| |
| |
| |
Het wetsvoorstel-Coremans voor de kamer
Brussel, 18 Mei.
‘'t Was in de Lente, 't was in de Mei’, gelijk het gaat in het lied; we hebben den winter voor goed achter den rug; de Muntschouwburg is gesloten; de zomer is in aantocht: het Concours Hippique brengt ons de nieuwe damestoiletten - waar ik later wel eens over schrijf -; alles ademt vreugde: de ministerieele crisis is opgelost en het nieuwe kabinet heeft zijn taaiheid bewezen in 't buigen onder den vloed maledicties - toch nog al slapjes en hol - der tegenpartijen; en nu ontbrak nog slechts één ding om ons, journalisten, volkomen gelukkig te maken: parlementaire vacantie, namelijk.
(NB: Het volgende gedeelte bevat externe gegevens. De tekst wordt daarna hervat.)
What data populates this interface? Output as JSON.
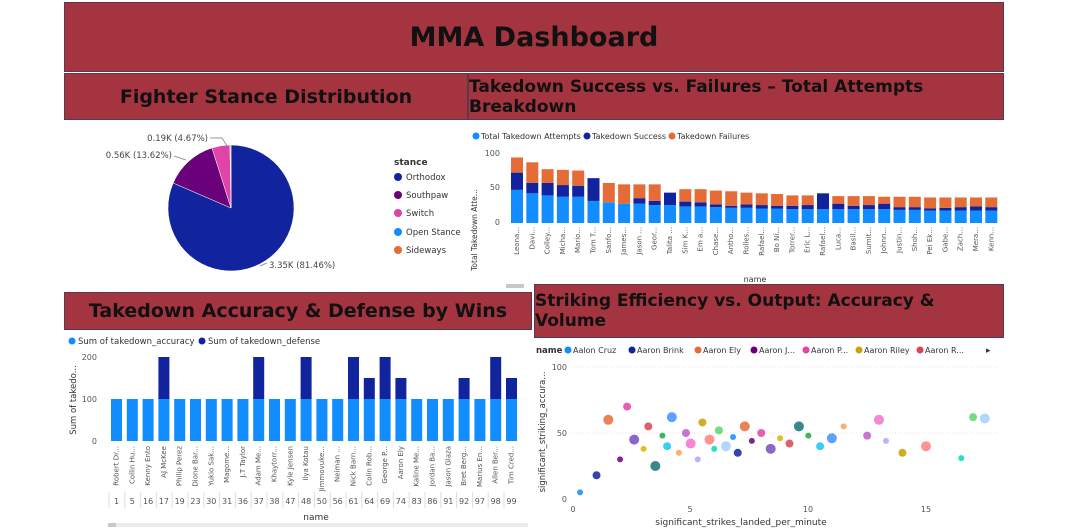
{
  "dashboard": {
    "title": "MMA Dashboard"
  },
  "colors": {
    "banner": "#a4343f",
    "orthodox": "#12239e",
    "southpaw": "#6b007b",
    "switch": "#e044a7",
    "open_stance": "#118dff",
    "sideways": "#e66c37",
    "total": "#118dff",
    "success": "#12239e",
    "failures": "#e66c37",
    "accuracy": "#118dff",
    "defense": "#12239e"
  },
  "panels": {
    "stance": {
      "title": "Fighter Stance Distribution",
      "legend_title": "stance",
      "legend": [
        "Orthodox",
        "Southpaw",
        "Switch",
        "Open Stance",
        "Sideways"
      ],
      "slice_labels": [
        "3.35K (81.46%)",
        "0.56K (13.62%)",
        "0.19K (4.67%)"
      ]
    },
    "takedown": {
      "title": "Takedown Success vs. Failures – Total Attempts Breakdown",
      "legend": [
        "Total Takedown Attempts",
        "Takedown Success",
        "Takedown Failures"
      ],
      "ylabel": "Total Takedown Atte...",
      "xlabel": "name",
      "yticks": [
        "0",
        "50",
        "100"
      ]
    },
    "accuracy": {
      "title": "Takedown Accuracy & Defense by Wins",
      "legend": [
        "Sum of takedown_accuracy",
        "Sum of takedown_defense"
      ],
      "ylabel": "Sum of takedo...",
      "xlabel": "name",
      "yticks": [
        "0",
        "100",
        "200"
      ]
    },
    "striking": {
      "title": "Striking Efficiency vs. Output: Accuracy & Volume",
      "legend_title": "name",
      "legend": [
        "Aalon Cruz",
        "Aaron Brink",
        "Aaron Ely",
        "Aaron J...",
        "Aaron P...",
        "Aaron Riley",
        "Aaron R..."
      ],
      "legend_colors": [
        "#118dff",
        "#12239e",
        "#e66c37",
        "#6b007b",
        "#e044a7",
        "#c8a400",
        "#d64550"
      ],
      "xlabel": "significant_strikes_landed_per_minute",
      "ylabel": "significant_striking_accura...",
      "xticks": [
        "0",
        "5",
        "10",
        "15"
      ],
      "yticks": [
        "0",
        "50",
        "100"
      ]
    }
  },
  "chart_data": [
    {
      "type": "pie",
      "title": "Fighter Stance Distribution",
      "labels": [
        "Orthodox",
        "Southpaw",
        "Switch",
        "Open Stance",
        "Sideways"
      ],
      "values": [
        3350,
        560,
        190,
        8,
        3
      ],
      "percent_labels": [
        "81.46%",
        "13.62%",
        "4.67%"
      ],
      "legend_position": "right"
    },
    {
      "type": "bar",
      "stacked": true,
      "title": "Takedown Success vs. Failures – Total Attempts Breakdown",
      "xlabel": "name",
      "ylabel": "Total Takedown Atte...",
      "ylim": [
        0,
        110
      ],
      "categories": [
        "Leona...",
        "Davi...",
        "Colley...",
        "Micha...",
        "Mario...",
        "Tom T...",
        "Sanfo...",
        "James...",
        "Jason ...",
        "Geor...",
        "Talita ...",
        "Sim K...",
        "Em a...",
        "Chase...",
        "Antho...",
        "Rolles...",
        "Rafael...",
        "Bo Ni...",
        "Torrer...",
        "Eric L...",
        "Rafael...",
        "Luca...",
        "Basil...",
        "Sumit...",
        "Johnn...",
        "Justin...",
        "Shoh...",
        "Pei Ek...",
        "Gabe...",
        "Zach...",
        "Mera...",
        "Kenn..."
      ],
      "series": [
        {
          "name": "Total Takedown Attempts",
          "values": [
            48,
            43,
            40,
            38,
            38,
            32,
            30,
            28,
            28,
            26,
            26,
            24,
            24,
            23,
            22,
            22,
            21,
            21,
            20,
            20,
            20,
            20,
            20,
            20,
            20,
            19,
            19,
            18,
            18,
            18,
            18,
            18
          ]
        },
        {
          "name": "Takedown Success",
          "values": [
            25,
            15,
            18,
            17,
            16,
            33,
            0,
            0,
            8,
            6,
            18,
            7,
            6,
            4,
            3,
            5,
            5,
            4,
            5,
            6,
            23,
            8,
            5,
            6,
            8,
            4,
            4,
            3,
            4,
            5,
            6,
            5
          ]
        },
        {
          "name": "Takedown Failures",
          "values": [
            22,
            30,
            20,
            22,
            22,
            0,
            28,
            28,
            20,
            24,
            0,
            18,
            19,
            20,
            21,
            17,
            17,
            17,
            15,
            14,
            0,
            11,
            14,
            13,
            10,
            15,
            15,
            16,
            15,
            14,
            13,
            14
          ]
        }
      ],
      "legend_position": "top-left"
    },
    {
      "type": "bar",
      "stacked": true,
      "title": "Takedown Accuracy & Defense by Wins",
      "xlabel": "name",
      "ylabel": "Sum of takedo...",
      "ylim": [
        0,
        200
      ],
      "categories": [
        "Robert Dr...",
        "Collin Hu...",
        "Kenny Ento",
        "AJ McKee",
        "Philip Perez",
        "Dione Bar...",
        "Yukio Sak...",
        "Magome...",
        "J.T Taylor",
        "Adam Me...",
        "Khaytorr...",
        "Kyle Jensen",
        "Ilya Kotau",
        "Jimmovuke...",
        "Neiman ...",
        "Nick Barn...",
        "Colin Rob...",
        "George P...",
        "Aaron Ely",
        "Kaline Me...",
        "Jordan Ba...",
        "Jason Glaza",
        "Bret Berg...",
        "Marius En...",
        "Allen Ber...",
        "Tim Cred..."
      ],
      "wins": [
        "1",
        "5",
        "16",
        "17",
        "19",
        "23",
        "30",
        "31",
        "36",
        "37",
        "38",
        "47",
        "48",
        "50",
        "56",
        "61",
        "64",
        "69",
        "74",
        "83",
        "86",
        "91",
        "92",
        "97",
        "98",
        "99"
      ],
      "series": [
        {
          "name": "Sum of takedown_accuracy",
          "values": [
            100,
            100,
            100,
            100,
            100,
            100,
            100,
            100,
            100,
            100,
            100,
            100,
            100,
            100,
            100,
            100,
            100,
            100,
            100,
            100,
            100,
            100,
            100,
            100,
            100,
            100
          ]
        },
        {
          "name": "Sum of takedown_defense",
          "values": [
            0,
            0,
            0,
            100,
            0,
            0,
            0,
            0,
            0,
            100,
            0,
            0,
            100,
            0,
            0,
            100,
            50,
            100,
            50,
            0,
            0,
            0,
            50,
            0,
            100,
            50
          ]
        }
      ],
      "legend_position": "top-left"
    },
    {
      "type": "scatter",
      "title": "Striking Efficiency vs. Output: Accuracy & Volume",
      "xlabel": "significant_strikes_landed_per_minute",
      "ylabel": "significant_striking_accura...",
      "xlim": [
        0,
        18
      ],
      "ylim": [
        0,
        100
      ],
      "points": [
        [
          0.3,
          5
        ],
        [
          1.0,
          18
        ],
        [
          1.5,
          60
        ],
        [
          2.0,
          30
        ],
        [
          2.3,
          70
        ],
        [
          2.6,
          45
        ],
        [
          3.0,
          38
        ],
        [
          3.2,
          55
        ],
        [
          3.5,
          25
        ],
        [
          3.8,
          48
        ],
        [
          4.0,
          40
        ],
        [
          4.2,
          62
        ],
        [
          4.5,
          35
        ],
        [
          4.8,
          50
        ],
        [
          5.0,
          42
        ],
        [
          5.3,
          30
        ],
        [
          5.5,
          58
        ],
        [
          5.8,
          45
        ],
        [
          6.0,
          38
        ],
        [
          6.2,
          52
        ],
        [
          6.5,
          40
        ],
        [
          6.8,
          47
        ],
        [
          7.0,
          35
        ],
        [
          7.3,
          55
        ],
        [
          7.6,
          44
        ],
        [
          8.0,
          50
        ],
        [
          8.4,
          38
        ],
        [
          8.8,
          46
        ],
        [
          9.2,
          42
        ],
        [
          9.6,
          55
        ],
        [
          10.0,
          48
        ],
        [
          10.5,
          40
        ],
        [
          11.0,
          46
        ],
        [
          11.5,
          55
        ],
        [
          12.5,
          48
        ],
        [
          13.0,
          60
        ],
        [
          13.3,
          44
        ],
        [
          14.0,
          35
        ],
        [
          15.0,
          40
        ],
        [
          16.5,
          31
        ],
        [
          17.0,
          62
        ],
        [
          17.5,
          61
        ]
      ],
      "legend_position": "top-left"
    }
  ]
}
Maar de Kamer heeft van de pers in den laatsten tijd te veel te verduren gehad, om ons volkomen geluk toe te laten; liever zélf, na een toch zeer drukken en woeligen zittijd, den slavenarbeid, in het zweet haars aanschijns en in den smeltovengloed der parlementswelsprekendheid, voort te zetten - het bewijst overigens den lande dat zijne afgevaardigden hun ijver niet aan de luchtgesteltenis meten - dan ons te gunnen, dat we in 't Zoniënbosch gaan zien hoe de blaêren der beuken groeien...
De Kamer zet dus noest haar arbeid voort, en het is het wetsvoorstel-Coremans, over 't gebruik van het Nederlandsch in het vrije middelbaar onderwijs, dat het bekoopen moet.
Arm wetsvoorstel-Coremans! Waar het niets anders beoogt dan, aan het vrije onderwijs, dat gelijke rechten heeft als het officieele, gelijke eischen te stellen,
| |
| |
heeft het de ergste tegenkantingen ontmoet, en komt het ter bespreking op het slechtste der oogenblikken.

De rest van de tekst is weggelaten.